No table? Make a table. I always keep a dummy table around just for this.
create table artificial_range(
id int not null primary key auto_increment,
name varchar( 20 ) null ) ;
-- or whatever your database requires for an auto increment column
insert into artificial_range( name ) values ( null )
-- create one row.
insert into artificial_range( name ) select name from artificial_range;
-- you now have two rows
insert into artificial_range( name ) select name from artificial_range;
-- you now have four rows
insert into artificial_range( name ) select name from artificial_range;
-- you now have eight rows
--etc.
insert into artificial_range( name ) select name from artificial_range;
-- you now have 1024 rows, with ids 1-1024
Now make it convenient to use, and limit it to 30 days, with a view:
Edit: JR Lawhorne notes:
You need to change "date_add" to "date_sub" to get the previous 30 days in the created view.
Thanks JR!
create view each_of_the_last_30_days as
select date_sub( now(), interval (id - 1) day ) as adate
from artificial_range where id < 32;
Now use this in your query (I haven't actually tested your query, I'm just assuming it works correctly):
Edit: I should be joining the other way:
SELECT COUNT(*) cnt, b.adate
FROM each_of_the_last_30_days b
left outer join sample a
on ( b.adate BETWEEN a.start_active AND a.last_active)
GROUP BY b.adate;
SQL is great at matching sets of values that are stored in the database, but it isn't so great at matching sets of values that aren't in the database.

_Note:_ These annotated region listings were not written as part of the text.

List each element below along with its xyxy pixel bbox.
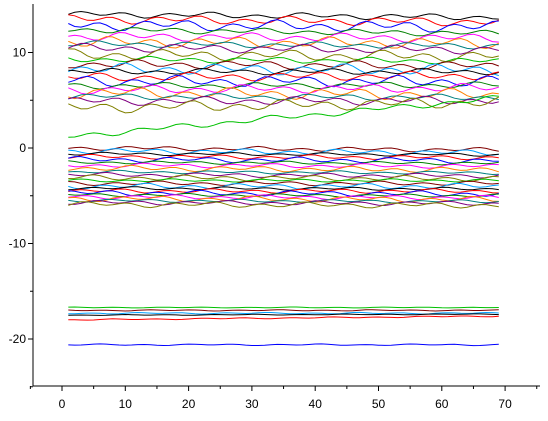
axes: 10 0 -10 -20 0 10 20 30 40 50 60 70: [9, 4, 540, 411]
y-tick-label: 0: [19, 141, 26, 155]
series-line: [68, 145, 499, 153]
series-line: [68, 19, 499, 33]
series-line: [68, 62, 499, 77]
series-line: [68, 31, 499, 43]
series-line: [68, 42, 499, 55]
series-line: [68, 189, 499, 198]
plot-lines: [68, 10, 500, 347]
series-line: [68, 10, 499, 21]
series-line: [68, 178, 499, 183]
series-line: [68, 81, 499, 90]
series-line: [68, 306, 499, 309]
x-tick-label: 40: [309, 397, 323, 411]
x-tick-label: 0: [59, 397, 66, 411]
series-line: [68, 96, 500, 114]
series-line: [68, 198, 499, 204]
series-line: [68, 174, 499, 182]
series-line: [68, 27, 499, 37]
y-tick-label: -10: [9, 237, 27, 251]
series-line: [68, 195, 499, 203]
series-line: [68, 48, 499, 63]
series-line: [68, 148, 499, 156]
series-line: [68, 171, 499, 179]
series-line: [68, 40, 499, 50]
series-line: [68, 313, 499, 316]
y-tick-label: 10: [13, 46, 27, 60]
x-tick-label: 30: [245, 397, 259, 411]
series-line: [68, 14, 499, 27]
series-line: [68, 36, 500, 50]
series-line: [68, 309, 499, 312]
x-tick-label: 10: [119, 397, 133, 411]
y-axis-ticks: 10 0 -10 -20: [9, 46, 33, 388]
series-line: [68, 154, 499, 161]
x-tick-label: 70: [498, 397, 512, 411]
series-line: [68, 156, 499, 164]
series-line: [68, 188, 499, 194]
x-axis-ticks: 0 10 20 30 40 50 60 70: [29, 386, 538, 411]
series-line: [68, 182, 499, 190]
series-line: [68, 55, 499, 65]
series-line: [68, 315, 499, 321]
y-tick-label: -20: [9, 332, 27, 346]
series-line: [68, 343, 499, 347]
series-line: [68, 67, 499, 76]
series-line: [68, 192, 499, 198]
series-line: [68, 162, 499, 169]
series-line: [68, 201, 499, 209]
x-tick-label: 60: [435, 397, 449, 411]
x-tick-label: 20: [182, 397, 196, 411]
series-line: [68, 95, 499, 138]
series-line: [68, 151, 499, 157]
series-line: [68, 95, 499, 106]
x-tick-label: 50: [372, 397, 386, 411]
series-line: [68, 74, 500, 88]
series-line: [68, 70, 499, 82]
series-line: [68, 169, 499, 176]
series-line: [68, 164, 499, 173]
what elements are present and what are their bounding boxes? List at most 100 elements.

So one easy workaround is to create a temp table containing the values you need:
CREATE TEMPORARY TABLE days_ago (d SMALLINT);
INSERT INTO days_ago (d) VALUES
(0), (1), (2), ... (29), (30);
Now you can compare a date that is d days ago to the span between start_active and last_active of each row. Count how many matching rows in the group per value of d and you've got your count.

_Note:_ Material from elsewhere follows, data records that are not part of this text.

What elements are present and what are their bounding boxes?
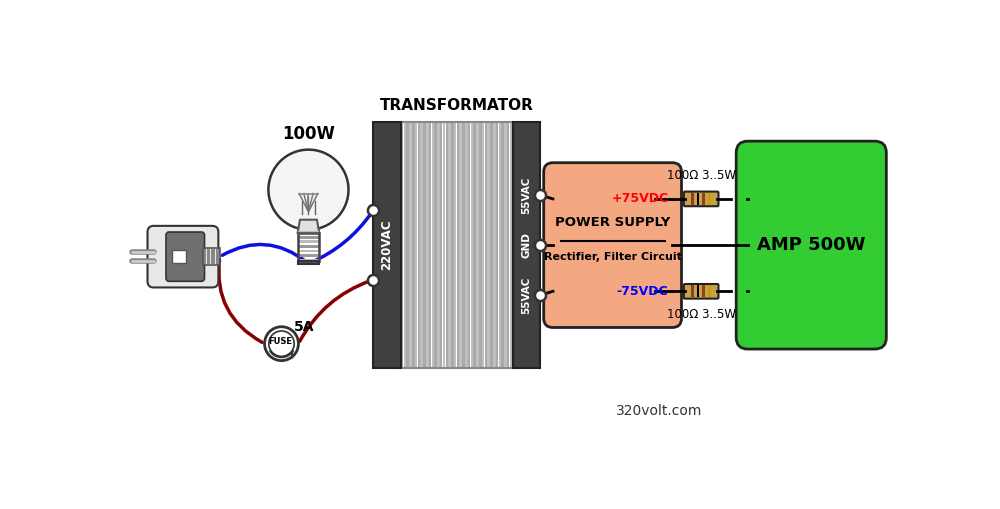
Bar [512, 122, 540, 369]
Bar [298, 240, 319, 243]
Bar [476, 122, 479, 369]
Bar [482, 122, 484, 369]
Bar [426, 122, 429, 369]
Bar [406, 122, 409, 369]
Bar [462, 122, 465, 369]
Circle shape [269, 331, 294, 356]
Polygon shape [298, 233, 319, 234]
Bar [465, 122, 468, 369]
Bar [437, 122, 440, 369]
Bar [471, 122, 473, 369]
FancyBboxPatch shape [544, 163, 682, 327]
Bar [401, 122, 512, 369]
Text: 100Ω 3..5W: 100Ω 3..5W [667, 308, 736, 321]
Bar [479, 122, 482, 369]
Bar [454, 122, 456, 369]
Text: FUSE: FUSE [269, 337, 293, 346]
Bar [697, 193, 699, 205]
Text: 5A: 5A [294, 320, 315, 334]
Bar [496, 122, 498, 369]
Bar [487, 122, 490, 369]
Bar [499, 122, 501, 369]
Bar [203, 249, 206, 264]
FancyBboxPatch shape [684, 191, 718, 206]
Bar [404, 122, 406, 369]
Bar [485, 122, 487, 369]
Bar [504, 122, 507, 369]
Bar [697, 285, 699, 297]
Bar [702, 285, 705, 297]
Bar [412, 122, 415, 369]
Bar [457, 122, 459, 369]
Bar [429, 122, 431, 369]
Bar [298, 250, 319, 252]
Bar [409, 122, 412, 369]
Bar [493, 122, 496, 369]
Bar [446, 122, 448, 369]
Circle shape [265, 327, 298, 360]
Circle shape [268, 150, 348, 230]
Text: TRANSFORMATOR: TRANSFORMATOR [380, 98, 534, 112]
Bar [207, 249, 210, 264]
Bar [507, 122, 509, 369]
Bar [298, 261, 319, 264]
Bar [298, 245, 319, 248]
Bar [373, 122, 401, 369]
Text: AMP 500W: AMP 500W [757, 236, 866, 254]
Bar [298, 236, 319, 239]
Bar [434, 122, 437, 369]
Bar [702, 193, 705, 205]
Bar [172, 250, 186, 263]
FancyBboxPatch shape [736, 141, 886, 349]
Text: 55VAC: 55VAC [521, 177, 531, 214]
Text: 100Ω 3..5W: 100Ω 3..5W [667, 169, 736, 182]
Text: 220VAC: 220VAC [380, 220, 393, 270]
FancyBboxPatch shape [684, 284, 718, 299]
Bar [423, 122, 426, 369]
Bar [203, 248, 220, 265]
Text: 320volt.com: 320volt.com [616, 404, 702, 418]
Bar [451, 122, 454, 369]
Bar [691, 193, 694, 205]
Bar [691, 285, 694, 297]
Bar [298, 254, 319, 257]
Bar [510, 122, 512, 369]
Bar [708, 285, 711, 297]
Bar [298, 231, 319, 234]
Bar [211, 249, 215, 264]
Bar [415, 122, 417, 369]
Bar [401, 122, 403, 369]
Bar [440, 122, 442, 369]
Text: Rectifier, Filter Circuit: Rectifier, Filter Circuit [544, 251, 682, 262]
Bar [490, 122, 493, 369]
Bar [448, 122, 451, 369]
Bar [420, 122, 423, 369]
Text: -75VDC: -75VDC [617, 285, 668, 298]
FancyBboxPatch shape [166, 232, 205, 281]
Bar [298, 233, 319, 261]
Bar [216, 249, 219, 264]
Text: POWER SUPPLY: POWER SUPPLY [555, 215, 670, 229]
Bar [443, 122, 445, 369]
Bar [418, 122, 420, 369]
Bar [473, 122, 476, 369]
Text: 55VAC: 55VAC [521, 276, 531, 314]
Text: GND: GND [521, 232, 531, 258]
FancyBboxPatch shape [148, 226, 218, 288]
Text: +75VDC: +75VDC [611, 192, 668, 206]
Text: 100W: 100W [282, 126, 335, 144]
Bar [298, 259, 319, 262]
Bar [708, 193, 711, 205]
Bar [468, 122, 470, 369]
Bar [459, 122, 462, 369]
Polygon shape [298, 220, 319, 233]
Bar [501, 122, 504, 369]
Bar [432, 122, 434, 369]
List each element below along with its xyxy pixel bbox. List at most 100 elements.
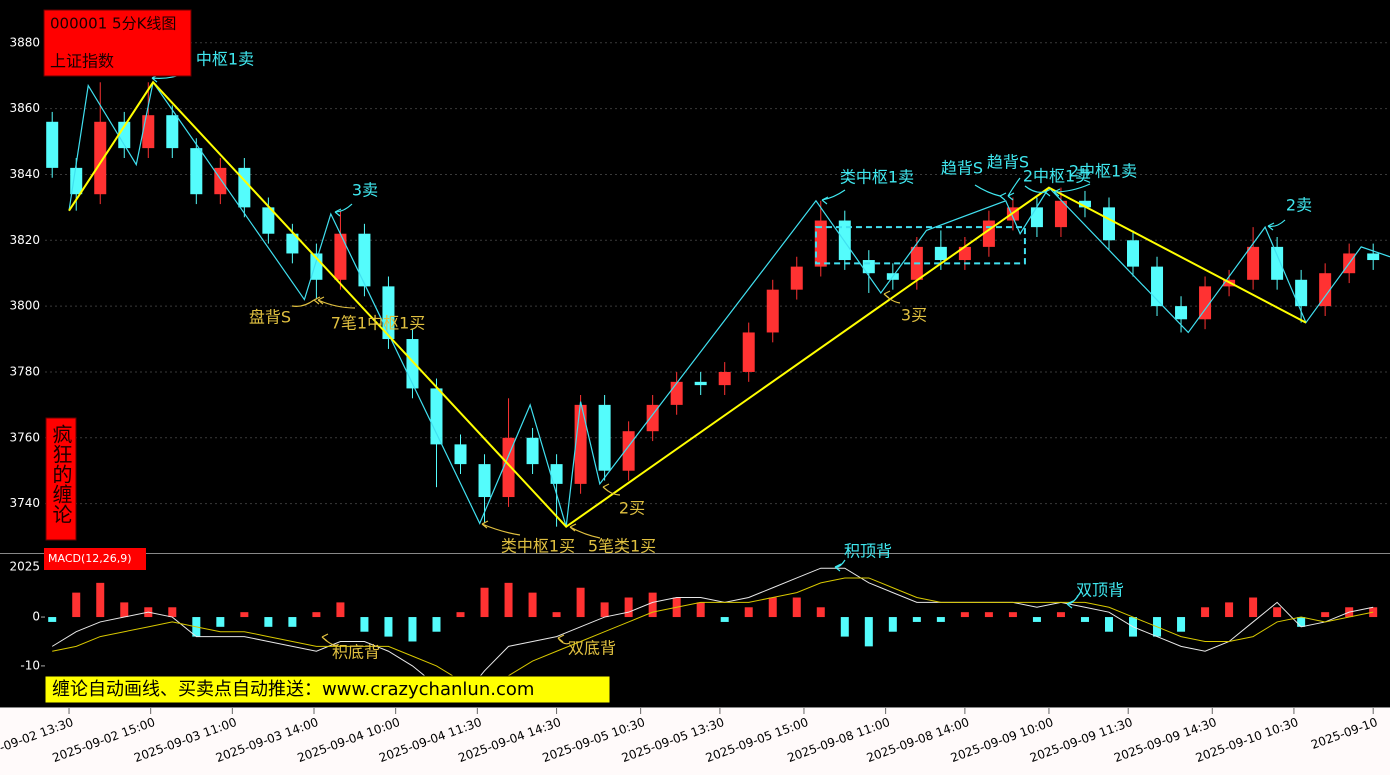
annotation: 2中枢1卖 [1023, 167, 1091, 186]
main-panel [45, 42, 1390, 528]
macd-bar [120, 602, 129, 618]
index-name: 上证指数 [50, 52, 114, 71]
candle-body [334, 233, 347, 280]
candle-body [1271, 246, 1284, 280]
macd-bar [1321, 612, 1330, 618]
macd-label-box [44, 548, 146, 570]
macd-bar [1032, 617, 1041, 622]
x-tick-label: 2025-09-10 [1309, 715, 1379, 752]
macd-bar [1273, 607, 1282, 618]
candle-body [934, 246, 947, 261]
annotation: 趋背S [987, 153, 1029, 172]
annotation-arrow [321, 633, 339, 647]
chart-background [0, 0, 1390, 708]
macd-bar [504, 582, 513, 618]
macd-bar [528, 592, 537, 618]
macd-bar [552, 612, 561, 618]
annotation: 类中枢1买 [501, 537, 575, 556]
annotation: 类中枢1卖 [840, 168, 914, 187]
annotation: 2买 [619, 499, 645, 518]
candle-body [1127, 240, 1140, 267]
candle-body [1319, 273, 1332, 307]
candle-body [502, 437, 515, 498]
dea-line [52, 577, 1374, 686]
annotation: 7笔1中枢1买 [331, 314, 426, 333]
annotation-arrow [1053, 183, 1091, 197]
y-tick-label: 0 [32, 610, 40, 624]
candle-body [694, 381, 707, 386]
annotation: 中枢1卖 [196, 50, 254, 69]
zhongshu-box [814, 226, 1026, 265]
candle-body [454, 444, 467, 465]
macd-bar [648, 592, 657, 618]
macd-bar [408, 617, 417, 642]
macd-bar [312, 612, 321, 618]
candle-body [190, 148, 203, 195]
bi-line [68, 80, 1390, 527]
candle-body [286, 233, 299, 254]
y-tick-label: 3780 [9, 364, 40, 378]
candle-body [118, 121, 131, 149]
candle-body [862, 260, 875, 274]
macd-bar [576, 587, 585, 618]
candle-body [598, 404, 611, 471]
macd-bar [336, 602, 345, 618]
macd-bar [216, 617, 225, 627]
annotation-arrow [1024, 185, 1052, 197]
annotation: 双顶背 [1076, 581, 1124, 600]
y-tick-label: 3760 [9, 430, 40, 444]
candle-body [70, 167, 83, 195]
annotation-arrow [602, 483, 621, 496]
macd-bar [1297, 617, 1306, 627]
macd-bar [48, 617, 57, 622]
duan-line [68, 80, 1307, 528]
side-box [45, 417, 77, 541]
macd-bar [1201, 607, 1210, 618]
candle-body [742, 332, 755, 372]
annotation: 盘背S [249, 308, 291, 327]
annotation: 5笔类1买 [588, 537, 656, 556]
banner-text: 缠论自动画线、买卖点自动推送：www.crazychanlun.com [52, 679, 534, 700]
annotation: 2卖 [1286, 196, 1312, 215]
annotation-arrow [974, 184, 1007, 201]
annotation-arrow [334, 203, 353, 217]
dif-line [51, 567, 1374, 701]
annotation: 积底背 [332, 643, 380, 662]
candle-body [166, 115, 179, 149]
macd-bar [456, 612, 465, 618]
candle-body [262, 207, 275, 234]
annotation: 2中枢1卖 [1069, 162, 1137, 181]
macd-panel [48, 567, 1378, 701]
candle-body [1199, 286, 1212, 320]
macd-axis-top-label: 2025 [9, 560, 40, 574]
macd-bar [384, 617, 393, 637]
candle-body [478, 464, 491, 498]
annotation: 3买 [901, 306, 927, 325]
macd-bar [168, 607, 177, 618]
macd-bar [360, 617, 369, 632]
banner [44, 675, 611, 704]
y-tick-label: 3840 [9, 167, 40, 181]
annotation-arrow [569, 523, 601, 539]
macd-bar [696, 602, 705, 618]
macd-bar [1080, 617, 1089, 622]
candle-body [838, 220, 851, 261]
macd-bar [480, 587, 489, 618]
annotation-arrow [834, 559, 846, 572]
candle-body [1367, 253, 1380, 261]
chart-title: 000001 5分K线图 [50, 15, 176, 33]
macd-bar [984, 612, 993, 618]
macd-bar [1225, 602, 1234, 618]
macd-bar [936, 617, 945, 622]
annotation: 积顶背 [844, 542, 892, 561]
candle-body [94, 121, 107, 195]
candle-body [550, 464, 563, 484]
annotation-arrow [317, 296, 356, 309]
candle-body [238, 167, 251, 208]
candle-body [142, 115, 155, 149]
macd-bar [912, 617, 921, 622]
macd-bar [1249, 597, 1258, 618]
macd-bar [816, 607, 825, 618]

SELECT CURRENT_DATE - d DAYS, COUNT(*) cnt,
FROM days_ago
LEFT JOIN sample ON (CURRENT_DATE - d DAYS BETWEEN start_active AND last_active)
GROUP BY d
ORDER BY d DESC; -- oldest to newest
Another note: you can't use column aliases defined in your select-list in expressions until you get to the GROUP BY clause. Actually, in standard SQL you can't use them until the ORDER BY clause, but MySQL supports using aliases in GROUP BY and HAVING clauses as well.
Turn the date into a unix timestamp, which is seconds, in your query and then just look for the difference to be <= the number of seconds in a month.
You can find more information here:
http://dev.mysql.com/doc/refman/5.1/en/date-and-time-functions.html#function_unix-timestamp
If you need help with the query please let me know, but MySQL has nice functions for dealing with datetime.
[Edit] Since I was confused as to the real question, I need to finish the lawn but before I forget I want to write this down.
To get a count of the number by day you will want your where clause to be as I described above, to limit to the past 30 days, but you will need to group by day, and so select by converting each start to a day of the month and then do a count of those.
This assumes that each use will be limited to one day, if the start and end dates can span several days then it will be trickier.